What This Means for Families
If someone you love has been through treatment more than once and you're struggling to understand why insight hasn't translated into sustained recovery, you are not witnessing a lack of motivation. You are almost certainly witnessing a dysregulated nervous system doing exactly what dysregulated nervous systems do.
This reframe matters. It moves the conversation away from blame — they didn't try hard enough, they didn't want it enough — and toward a more accurate and more compassionate understanding: their body has not yet learned that it is safe enough to live without the substance.
Somatic therapy is not a silver bullet. No single modality is. But the growing body of evidence supporting body-based approaches in trauma and addiction treatment — from Bessel van der Kolk's research on yoga and PTSD, to Levine's clinical work on Somatic Experiencing, to the expanding literature on interoception and substance use disorders — points clearly in one direction: the body must be part of the treatment, not an afterthought.

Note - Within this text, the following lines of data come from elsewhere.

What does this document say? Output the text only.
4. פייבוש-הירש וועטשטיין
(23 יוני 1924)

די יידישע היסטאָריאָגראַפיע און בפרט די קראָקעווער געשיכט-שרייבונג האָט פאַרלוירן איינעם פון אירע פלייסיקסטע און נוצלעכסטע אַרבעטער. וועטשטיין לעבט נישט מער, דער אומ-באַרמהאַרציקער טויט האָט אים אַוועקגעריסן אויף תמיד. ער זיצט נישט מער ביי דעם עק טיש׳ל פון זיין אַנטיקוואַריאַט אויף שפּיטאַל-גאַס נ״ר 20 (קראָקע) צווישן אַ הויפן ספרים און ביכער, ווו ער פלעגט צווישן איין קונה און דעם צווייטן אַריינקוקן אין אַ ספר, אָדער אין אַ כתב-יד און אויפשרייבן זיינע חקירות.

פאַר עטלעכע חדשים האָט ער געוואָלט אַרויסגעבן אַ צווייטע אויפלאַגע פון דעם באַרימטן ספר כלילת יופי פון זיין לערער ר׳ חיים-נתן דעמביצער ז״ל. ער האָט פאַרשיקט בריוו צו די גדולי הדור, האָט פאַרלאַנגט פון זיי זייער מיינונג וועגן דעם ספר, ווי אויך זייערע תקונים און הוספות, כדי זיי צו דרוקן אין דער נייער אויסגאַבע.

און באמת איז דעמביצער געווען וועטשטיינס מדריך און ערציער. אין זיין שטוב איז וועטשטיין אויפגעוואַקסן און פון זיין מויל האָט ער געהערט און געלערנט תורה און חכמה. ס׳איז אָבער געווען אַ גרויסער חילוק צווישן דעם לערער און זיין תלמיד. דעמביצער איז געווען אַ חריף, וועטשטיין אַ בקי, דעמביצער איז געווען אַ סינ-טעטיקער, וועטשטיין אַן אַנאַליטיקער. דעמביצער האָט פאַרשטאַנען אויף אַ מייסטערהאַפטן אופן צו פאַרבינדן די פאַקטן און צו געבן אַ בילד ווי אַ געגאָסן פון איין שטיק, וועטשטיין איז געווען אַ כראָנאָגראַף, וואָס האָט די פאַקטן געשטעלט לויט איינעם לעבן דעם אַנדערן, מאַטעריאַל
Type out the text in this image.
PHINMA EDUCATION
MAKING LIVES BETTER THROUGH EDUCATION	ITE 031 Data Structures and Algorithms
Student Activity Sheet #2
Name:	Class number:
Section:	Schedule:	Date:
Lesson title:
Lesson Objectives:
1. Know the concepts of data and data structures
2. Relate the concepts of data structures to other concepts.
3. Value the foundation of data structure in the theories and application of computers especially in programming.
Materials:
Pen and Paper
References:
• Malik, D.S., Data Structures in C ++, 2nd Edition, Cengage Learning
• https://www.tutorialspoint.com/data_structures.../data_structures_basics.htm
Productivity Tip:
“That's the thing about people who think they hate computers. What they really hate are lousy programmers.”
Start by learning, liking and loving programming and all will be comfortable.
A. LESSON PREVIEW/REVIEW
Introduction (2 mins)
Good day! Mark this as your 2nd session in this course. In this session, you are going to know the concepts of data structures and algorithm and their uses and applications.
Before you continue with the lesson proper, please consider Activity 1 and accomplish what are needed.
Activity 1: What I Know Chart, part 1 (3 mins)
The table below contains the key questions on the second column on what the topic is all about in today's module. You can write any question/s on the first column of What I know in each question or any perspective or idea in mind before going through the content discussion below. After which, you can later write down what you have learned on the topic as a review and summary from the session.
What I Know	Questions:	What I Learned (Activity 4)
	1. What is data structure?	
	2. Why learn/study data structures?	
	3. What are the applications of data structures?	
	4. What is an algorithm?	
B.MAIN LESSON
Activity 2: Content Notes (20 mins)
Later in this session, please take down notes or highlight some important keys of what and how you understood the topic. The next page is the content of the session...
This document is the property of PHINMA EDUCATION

At Briar House, we are building a model that places the nervous system at the centre of recovery from the first day. Somatic work, nutritional therapy, farm-based occupational engagement, and structured daily rhythms are not add-ons. They are foundational — because the evidence, and the clinical experience of practitioners who work with this population, tells us that recovery that bypasses the body is recovery built on unstable ground.
Your loved one's body has been keeping score. Treatment should be designed to listen.